ClickHouse® python drivers
ClickHouse® python drivers
There are two main python drivers that can be used with ClickHouse. They all have their different set of features and use cases:
ClickHouse driver AKA clickhouse-driver
The clickhouse-driver
is a Python library used for interacting with ClickHouse. Here’s a summary of its features:
- Connectivity:
clickhouse-driver
allows Python applications to connect to ClickHouse servers over TCP/IP Native Interface (9000/9440 ports) and also HTTP interface but it is experimental. - SQL Queries: It enables executing SQL queries against ClickHouse databases from Python scripts, including data manipulation (insertion, deletion, updating) and data retrieval (select queries).
- Query Parameters: Supports parameterized queries, which helps in preventing SQL injection attacks and allows for more efficient execution of repeated queries with different parameter values.
- Connection Pooling: Provides support for connection pooling, which helps manage connections efficiently, especially in high-concurrency applications, by reusing existing connections instead of creating new ones for each query.
- Data Types: Handles conversion between Python data types and ClickHouse data types, ensuring compatibility and consistency when passing data between Python and ClickHouse.
- Error Handling: Offers comprehensive error handling mechanisms, including exceptions and error codes, to facilitate graceful error recovery and handling in Python applications.
- Asynchronous Support: Supports asynchronous execution of queries using
asyncio
, allowing for non-blocking query execution in asynchronous Python applications. - Customization: Provides options for customizing connection settings, query execution behavior, and other parameters to suit specific application requirements and performance considerations.
- Compatibility: Works with various versions of ClickHouse, ensuring compatibility and support for different ClickHouse features and functionalities.
- Documentation and Community: Offers comprehensive documentation and active community support, including examples, tutorials, and forums, to assist developers in effectively using the library and addressing any issues or questions they may have.
- Supports multiple host on connection string https://clickhouse-driver.readthedocs.io/en/latest/features.html#multiple-hosts
- Connection pooling (aiohttp)
Python ecosystem libs/modules:
- Good Pandas/Numpy support: https://clickhouse-driver.readthedocs.io/en/latest/features.html#numpy-pandas-support
- Good SQLALchemy support: https://pypi.org/project/clickhouse-sqlalchemy/
This was the first python driver for ClickHouse.
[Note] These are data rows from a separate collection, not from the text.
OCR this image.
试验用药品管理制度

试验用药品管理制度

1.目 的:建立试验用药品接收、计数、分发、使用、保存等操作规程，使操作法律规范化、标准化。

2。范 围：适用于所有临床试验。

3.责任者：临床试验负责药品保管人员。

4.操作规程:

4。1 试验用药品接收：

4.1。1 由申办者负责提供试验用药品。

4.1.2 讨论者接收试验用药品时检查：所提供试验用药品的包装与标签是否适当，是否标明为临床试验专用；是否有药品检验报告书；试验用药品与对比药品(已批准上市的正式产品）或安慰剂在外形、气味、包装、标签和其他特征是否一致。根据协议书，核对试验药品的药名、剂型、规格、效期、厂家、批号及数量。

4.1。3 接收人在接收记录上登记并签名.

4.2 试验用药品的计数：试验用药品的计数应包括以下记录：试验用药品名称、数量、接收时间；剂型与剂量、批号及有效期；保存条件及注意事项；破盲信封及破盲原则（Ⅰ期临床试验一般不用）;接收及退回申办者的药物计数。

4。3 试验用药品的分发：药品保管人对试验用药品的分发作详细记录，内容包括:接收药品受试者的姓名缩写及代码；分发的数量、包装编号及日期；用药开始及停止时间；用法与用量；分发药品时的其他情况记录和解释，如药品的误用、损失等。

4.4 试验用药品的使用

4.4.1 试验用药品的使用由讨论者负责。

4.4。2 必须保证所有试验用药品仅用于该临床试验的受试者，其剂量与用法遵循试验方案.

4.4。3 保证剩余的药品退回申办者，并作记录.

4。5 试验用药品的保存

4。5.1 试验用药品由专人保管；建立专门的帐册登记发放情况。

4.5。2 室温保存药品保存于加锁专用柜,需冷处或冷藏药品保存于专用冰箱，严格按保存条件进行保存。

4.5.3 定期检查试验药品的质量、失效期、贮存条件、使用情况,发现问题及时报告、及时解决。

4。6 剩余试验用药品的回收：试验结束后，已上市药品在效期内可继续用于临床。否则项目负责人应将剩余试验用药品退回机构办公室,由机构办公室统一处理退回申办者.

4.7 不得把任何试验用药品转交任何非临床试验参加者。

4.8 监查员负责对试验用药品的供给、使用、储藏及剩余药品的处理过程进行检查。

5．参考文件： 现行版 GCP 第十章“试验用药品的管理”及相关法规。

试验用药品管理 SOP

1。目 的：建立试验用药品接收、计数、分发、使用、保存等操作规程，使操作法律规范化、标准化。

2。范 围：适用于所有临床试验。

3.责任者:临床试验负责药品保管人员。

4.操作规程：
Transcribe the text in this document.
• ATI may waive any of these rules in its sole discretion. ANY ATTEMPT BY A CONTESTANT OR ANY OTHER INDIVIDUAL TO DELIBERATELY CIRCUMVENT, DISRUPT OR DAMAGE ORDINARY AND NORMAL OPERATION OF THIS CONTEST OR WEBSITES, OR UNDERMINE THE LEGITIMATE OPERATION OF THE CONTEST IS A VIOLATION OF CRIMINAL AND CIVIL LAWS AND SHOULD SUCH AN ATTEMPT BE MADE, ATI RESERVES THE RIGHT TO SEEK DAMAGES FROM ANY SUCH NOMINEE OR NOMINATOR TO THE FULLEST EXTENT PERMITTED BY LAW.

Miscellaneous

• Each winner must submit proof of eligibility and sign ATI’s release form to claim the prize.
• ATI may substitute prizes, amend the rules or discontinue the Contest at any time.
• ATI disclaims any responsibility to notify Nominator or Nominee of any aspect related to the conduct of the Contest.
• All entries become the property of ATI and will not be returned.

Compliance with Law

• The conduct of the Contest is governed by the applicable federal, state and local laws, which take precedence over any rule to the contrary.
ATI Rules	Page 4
It has a mature codebase. By default ClickHouse drivers uses synchronous code. There is a wrapper to convert code to asynchronous, https://github.com/long2ice/asynch
Here you can get a basic working example from Altinity repo for ingestion/selection using clickhouse-driver:
https://github.com/lesandie/clickhouse-tests/blob/main/scripts/test_ch_driver.py
ClickHouse-connect AKA clickhouse-connect
The ClickHouse Connect Python driver is the ClickHouse, Inc supported-official Python library. Here’s a summary of its key features:
- Connectivity: allows Python applications to connect to ClickHouse servers over HTTP Interface (8123/8443 ports).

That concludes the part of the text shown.